NumPy의 arrays() 메서드로 파이썬에서 백터 표현

odd_vector = np.array([1, 3, 5, 7, 9])

What is a Word Embedding?

vector representations of a word
English word embedding model
nlp = spacy.load('en')
nlp('love').vector
- nlp라는 변수에 spacy 모델 로드하는게 관례
- 단어의 벡터 representation 얻기위해 .vector적용하기

단어를 밀집 벡터(dense vector)의 형태로 표현하는 방법을 워드 임베딩(word embedding).
임베딩 벡터(embedding vector) : 이 밀집 벡터를 워드 임베딩 과정을 통해 나온 결과

Distance

3 distance between vectors

Manhattan distance = city block distance
: sum of the differences across each individual dimension of the vectors
Euclidean distance = straight line distance : the square root of the sum of the squares of the differences in each dimension
cosine distance : angle between two vectors

functions from SciPy 로 이런 백터 구하기 가능

from scipy.spatial.distance import cityblock, euclidean, cosine

vector_a = np.array([1,2,3])
vector_b = np.array([2,4,6])

# Manhattan distance:
manhattan_d = cityblock(vector_a,vector_b) # 6

# Euclidean distance:
euclidean_d = euclidean(vector_a,vector_b) # 3.74

# Cosine distance:
cosine_d = cosine(vector_a,vector_b) # 0.0

Word Embeddings Are All About Distance

백터값 자체는 의미가 없음. 이게 서로 얼마나 유사한지 등이 중요함.
gain value in word embeddings from comparing the different word vectors and seeing how similar or different they are

Word2vec

statistical learning algorithm that develops word embeddings from a corpus of text
단어 간 유사도를 반영할 수 있도록 단어의 의미를 벡터화 할 수 있는 방법

Word2Vec에는 CBOW(Continuous Bag of Words)와 Skip-Gram 두 가지 방식 있음

CBOW(Continuous Bag of Words) : 주변에 있는 단어들을 가지고, 중간에 있는 단어들을 예측하는 방법
Skip-Gram : 중간에 있는 단어로 주변 단어들을 예측하는 방법

CBOW

한 문장에서 빈 단어 예측하기. 예측해야하는 단어 = center word, 예측에 사용하는 주변단어 = context word
중심 단어를 예측하기 위해서 앞, 뒤로 몇 개의 단어를 볼지를 결정했다면 이 범위를 윈도우(window)
윈도우를 계속 움직여서 주변 단어와 중심 단어 선택을 바꿔가며 학습을 위한 데이터 셋을 만들 수 있는데, 이 방법을 슬라이딩 윈도우(sliding window)

Skip-Gram

중심 단어에서 주변 단어를 예측

Gensim

파이썬의 gensim 패키지에는 Word2Vec을 지원
With gensim, however, we are able to build our own word embeddings on any corpus of text we like
train a word2vec model on our own corpus of text
model = gensim.models.Word2Vec(corpus, size=100, window=5, min_count=1, workers=2, sg=1)
- size : how many dimensions our word embeddings will include.
To view the entire vocabulary used to train the word embedding model

vocabulary_of_model = list(model.wv.vocab.items())
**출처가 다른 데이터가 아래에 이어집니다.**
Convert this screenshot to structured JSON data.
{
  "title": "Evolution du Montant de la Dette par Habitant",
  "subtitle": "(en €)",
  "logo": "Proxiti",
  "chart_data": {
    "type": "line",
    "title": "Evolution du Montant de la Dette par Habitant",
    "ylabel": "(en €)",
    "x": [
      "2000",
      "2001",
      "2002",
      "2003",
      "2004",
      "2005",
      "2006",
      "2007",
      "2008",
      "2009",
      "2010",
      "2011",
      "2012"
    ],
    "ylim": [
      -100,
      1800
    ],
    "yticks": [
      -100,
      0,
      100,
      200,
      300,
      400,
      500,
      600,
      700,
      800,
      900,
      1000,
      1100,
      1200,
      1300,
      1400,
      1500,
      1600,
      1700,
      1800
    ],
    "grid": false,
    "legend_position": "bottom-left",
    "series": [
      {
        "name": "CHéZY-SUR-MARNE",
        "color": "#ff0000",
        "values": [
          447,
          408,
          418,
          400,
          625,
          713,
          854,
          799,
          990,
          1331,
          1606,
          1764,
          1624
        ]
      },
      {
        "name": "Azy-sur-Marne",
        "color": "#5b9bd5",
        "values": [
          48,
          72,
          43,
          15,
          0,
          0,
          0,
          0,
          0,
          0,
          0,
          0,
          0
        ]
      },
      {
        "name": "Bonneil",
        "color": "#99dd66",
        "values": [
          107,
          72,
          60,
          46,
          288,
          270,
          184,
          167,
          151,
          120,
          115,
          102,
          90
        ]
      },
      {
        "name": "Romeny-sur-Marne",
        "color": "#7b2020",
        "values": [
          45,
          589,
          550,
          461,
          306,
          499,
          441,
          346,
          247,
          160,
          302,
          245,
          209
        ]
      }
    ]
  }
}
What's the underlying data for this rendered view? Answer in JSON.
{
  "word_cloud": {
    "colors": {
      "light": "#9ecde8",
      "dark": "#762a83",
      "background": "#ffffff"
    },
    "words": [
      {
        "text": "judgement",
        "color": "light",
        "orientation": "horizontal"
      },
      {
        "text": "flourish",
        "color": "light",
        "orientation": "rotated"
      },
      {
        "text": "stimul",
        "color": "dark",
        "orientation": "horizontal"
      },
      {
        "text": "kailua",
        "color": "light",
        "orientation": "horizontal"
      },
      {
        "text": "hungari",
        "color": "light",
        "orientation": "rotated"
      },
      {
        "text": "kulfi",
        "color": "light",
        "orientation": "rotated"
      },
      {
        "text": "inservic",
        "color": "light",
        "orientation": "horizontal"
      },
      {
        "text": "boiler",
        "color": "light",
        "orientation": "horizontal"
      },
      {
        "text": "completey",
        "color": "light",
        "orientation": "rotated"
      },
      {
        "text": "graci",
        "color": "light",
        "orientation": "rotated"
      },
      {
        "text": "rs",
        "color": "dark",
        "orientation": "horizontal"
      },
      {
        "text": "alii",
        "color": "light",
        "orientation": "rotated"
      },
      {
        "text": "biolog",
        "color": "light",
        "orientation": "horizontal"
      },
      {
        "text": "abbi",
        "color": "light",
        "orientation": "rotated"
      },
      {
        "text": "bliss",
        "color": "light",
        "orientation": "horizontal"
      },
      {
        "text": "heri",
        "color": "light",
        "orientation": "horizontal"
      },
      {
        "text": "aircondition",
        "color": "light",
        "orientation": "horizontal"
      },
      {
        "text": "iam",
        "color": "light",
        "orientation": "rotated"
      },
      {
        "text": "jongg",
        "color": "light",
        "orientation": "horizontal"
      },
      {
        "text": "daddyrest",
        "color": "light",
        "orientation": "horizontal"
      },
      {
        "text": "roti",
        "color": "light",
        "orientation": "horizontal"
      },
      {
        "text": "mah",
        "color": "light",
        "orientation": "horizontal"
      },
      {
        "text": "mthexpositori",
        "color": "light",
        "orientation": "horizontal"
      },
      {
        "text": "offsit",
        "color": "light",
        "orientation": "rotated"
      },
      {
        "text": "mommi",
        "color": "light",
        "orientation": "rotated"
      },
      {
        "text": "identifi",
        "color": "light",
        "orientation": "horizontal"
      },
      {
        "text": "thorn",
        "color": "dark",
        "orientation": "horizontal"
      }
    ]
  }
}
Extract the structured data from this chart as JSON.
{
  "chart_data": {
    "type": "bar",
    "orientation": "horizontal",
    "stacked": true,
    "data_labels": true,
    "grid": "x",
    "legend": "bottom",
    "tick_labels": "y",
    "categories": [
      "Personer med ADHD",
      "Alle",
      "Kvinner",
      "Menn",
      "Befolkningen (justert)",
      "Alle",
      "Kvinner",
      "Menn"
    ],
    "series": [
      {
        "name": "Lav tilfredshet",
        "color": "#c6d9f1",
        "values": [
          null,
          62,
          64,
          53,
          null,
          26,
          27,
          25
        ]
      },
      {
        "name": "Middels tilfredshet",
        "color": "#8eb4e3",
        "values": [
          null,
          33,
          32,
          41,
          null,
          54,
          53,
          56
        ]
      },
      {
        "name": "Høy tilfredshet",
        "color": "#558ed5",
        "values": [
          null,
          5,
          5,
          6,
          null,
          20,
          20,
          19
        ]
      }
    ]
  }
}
To easily find which vectors gensim placed close together in its word embedding model

model.most_similar("my_word_here", topn=100)
which term is furthest from the others

model.doesnt_match(["asia", "mars", "pluto"])

example

import gensim
from nltk.corpus import stopwords
from romeo_juliet import romeo_and_juliet

# load stop words
stop_words = stopwords.words('english')

# preprocess text
romeo_and_juliet_processed = [[word for word in romeo_and_juliet.lower().split() if word not in stop_words]]

# view inner list of romeo_and_juliet_processed
print(romeo_and_juliet_processed[0][:20])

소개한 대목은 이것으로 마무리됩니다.